After several years of practice, Semenova made her dancing debut at the age of 11 with a Russian opera company formed in London. The next year she began her formal ballet career as a member of the Ballet Russe de Monte Carlo, touring the United States and South America.

In 1937 Semenova joined the Opéra russe à Paris as its premiere danseuse. During World War II, she formed a group called the Foxhole Ballet to tour military installations in Europe and Africa with the USO. While performing in Rome, Italy on a bomb-damaged stage, she severed the cartilage in her knee and fractured her arm. Unable to dance any longer, in 1946 Semenova moved to the U.S. to begin her teaching career at Carnegie Hall's School of Dance.

In 1950, she formed the American Youth Ballet in Baton Rouge, Louisiana. In 1954, Semenova moved the American Youth Ballet to Houston, Texas.
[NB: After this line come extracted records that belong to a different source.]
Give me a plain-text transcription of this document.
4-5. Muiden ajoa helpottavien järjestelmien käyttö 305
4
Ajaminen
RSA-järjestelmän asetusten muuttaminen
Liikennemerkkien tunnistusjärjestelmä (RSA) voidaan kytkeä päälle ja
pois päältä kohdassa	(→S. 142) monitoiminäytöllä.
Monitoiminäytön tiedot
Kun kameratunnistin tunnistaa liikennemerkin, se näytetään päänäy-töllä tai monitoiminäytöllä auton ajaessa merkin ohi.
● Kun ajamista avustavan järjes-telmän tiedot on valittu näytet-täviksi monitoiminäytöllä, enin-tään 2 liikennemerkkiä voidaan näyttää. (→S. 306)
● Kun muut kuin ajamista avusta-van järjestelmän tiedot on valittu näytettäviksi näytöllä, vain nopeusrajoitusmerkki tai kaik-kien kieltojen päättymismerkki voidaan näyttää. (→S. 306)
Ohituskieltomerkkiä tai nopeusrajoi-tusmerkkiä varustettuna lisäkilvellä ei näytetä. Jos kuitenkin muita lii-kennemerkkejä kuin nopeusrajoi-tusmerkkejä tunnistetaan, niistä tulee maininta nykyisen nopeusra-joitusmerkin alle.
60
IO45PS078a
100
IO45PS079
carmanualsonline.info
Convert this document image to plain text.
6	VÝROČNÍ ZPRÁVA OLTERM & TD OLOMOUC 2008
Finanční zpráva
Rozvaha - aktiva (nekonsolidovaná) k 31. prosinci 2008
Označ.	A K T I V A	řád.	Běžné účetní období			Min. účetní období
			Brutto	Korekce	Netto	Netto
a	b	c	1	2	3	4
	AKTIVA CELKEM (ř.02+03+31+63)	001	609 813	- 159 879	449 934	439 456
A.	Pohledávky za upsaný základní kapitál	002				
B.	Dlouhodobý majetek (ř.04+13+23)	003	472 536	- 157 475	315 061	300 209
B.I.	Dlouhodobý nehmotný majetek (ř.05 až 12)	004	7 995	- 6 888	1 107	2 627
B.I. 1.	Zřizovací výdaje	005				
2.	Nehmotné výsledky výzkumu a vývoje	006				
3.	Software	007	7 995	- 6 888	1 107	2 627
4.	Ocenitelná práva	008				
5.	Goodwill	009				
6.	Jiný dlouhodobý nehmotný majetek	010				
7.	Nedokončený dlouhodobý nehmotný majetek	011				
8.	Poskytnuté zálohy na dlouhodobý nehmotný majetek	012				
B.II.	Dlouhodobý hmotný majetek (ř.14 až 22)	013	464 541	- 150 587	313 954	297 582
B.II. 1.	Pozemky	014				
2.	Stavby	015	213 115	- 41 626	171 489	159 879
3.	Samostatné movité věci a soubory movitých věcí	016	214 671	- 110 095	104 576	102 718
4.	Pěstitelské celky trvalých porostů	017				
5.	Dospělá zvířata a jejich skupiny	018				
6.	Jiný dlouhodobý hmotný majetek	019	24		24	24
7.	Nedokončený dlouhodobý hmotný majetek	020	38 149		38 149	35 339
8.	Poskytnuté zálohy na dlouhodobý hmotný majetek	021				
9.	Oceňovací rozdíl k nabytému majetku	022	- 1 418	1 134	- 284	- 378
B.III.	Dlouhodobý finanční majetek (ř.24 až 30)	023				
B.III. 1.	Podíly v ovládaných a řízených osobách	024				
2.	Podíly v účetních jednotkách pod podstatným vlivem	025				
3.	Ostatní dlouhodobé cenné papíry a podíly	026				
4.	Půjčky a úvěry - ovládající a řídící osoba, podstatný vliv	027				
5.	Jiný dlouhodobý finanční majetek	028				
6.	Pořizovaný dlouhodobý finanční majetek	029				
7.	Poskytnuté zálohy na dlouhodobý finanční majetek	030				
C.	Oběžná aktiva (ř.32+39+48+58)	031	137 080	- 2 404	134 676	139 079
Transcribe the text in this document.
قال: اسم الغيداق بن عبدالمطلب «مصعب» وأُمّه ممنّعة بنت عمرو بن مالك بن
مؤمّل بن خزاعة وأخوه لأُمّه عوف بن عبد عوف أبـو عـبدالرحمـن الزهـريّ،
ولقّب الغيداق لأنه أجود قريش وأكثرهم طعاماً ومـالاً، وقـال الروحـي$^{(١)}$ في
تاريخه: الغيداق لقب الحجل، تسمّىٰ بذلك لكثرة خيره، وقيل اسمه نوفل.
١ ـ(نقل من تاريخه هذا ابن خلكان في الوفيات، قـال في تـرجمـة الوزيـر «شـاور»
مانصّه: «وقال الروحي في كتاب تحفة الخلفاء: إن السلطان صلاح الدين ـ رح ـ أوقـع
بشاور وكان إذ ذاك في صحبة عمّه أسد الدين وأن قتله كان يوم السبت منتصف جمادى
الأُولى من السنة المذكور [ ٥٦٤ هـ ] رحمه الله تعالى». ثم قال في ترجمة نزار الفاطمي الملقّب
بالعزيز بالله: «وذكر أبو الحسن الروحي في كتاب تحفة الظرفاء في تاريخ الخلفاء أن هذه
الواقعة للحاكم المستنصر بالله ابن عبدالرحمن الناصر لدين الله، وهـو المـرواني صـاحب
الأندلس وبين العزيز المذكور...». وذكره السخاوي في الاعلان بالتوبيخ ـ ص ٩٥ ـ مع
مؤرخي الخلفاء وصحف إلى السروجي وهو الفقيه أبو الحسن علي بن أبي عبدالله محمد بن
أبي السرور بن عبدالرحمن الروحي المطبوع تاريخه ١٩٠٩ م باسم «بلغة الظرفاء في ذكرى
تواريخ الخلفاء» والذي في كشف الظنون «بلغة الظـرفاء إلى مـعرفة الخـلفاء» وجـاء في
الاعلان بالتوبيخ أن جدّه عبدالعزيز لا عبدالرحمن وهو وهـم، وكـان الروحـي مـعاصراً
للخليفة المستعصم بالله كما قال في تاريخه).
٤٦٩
The following year, the newly formed Houston Foundation for Ballet asked her to help found the Houston Ballet Academy, which still exists today. She was director of the academy for 11 years.

In 1968, Semenova formed her own company, Ballet of Houston, which thrived until the mid-1980s. After the company disbanded, Semenova continued to teach privately until her death in 1996.

Semenova is buried next to her mother in the cemetery of St. Michael Island in Venice, Italy.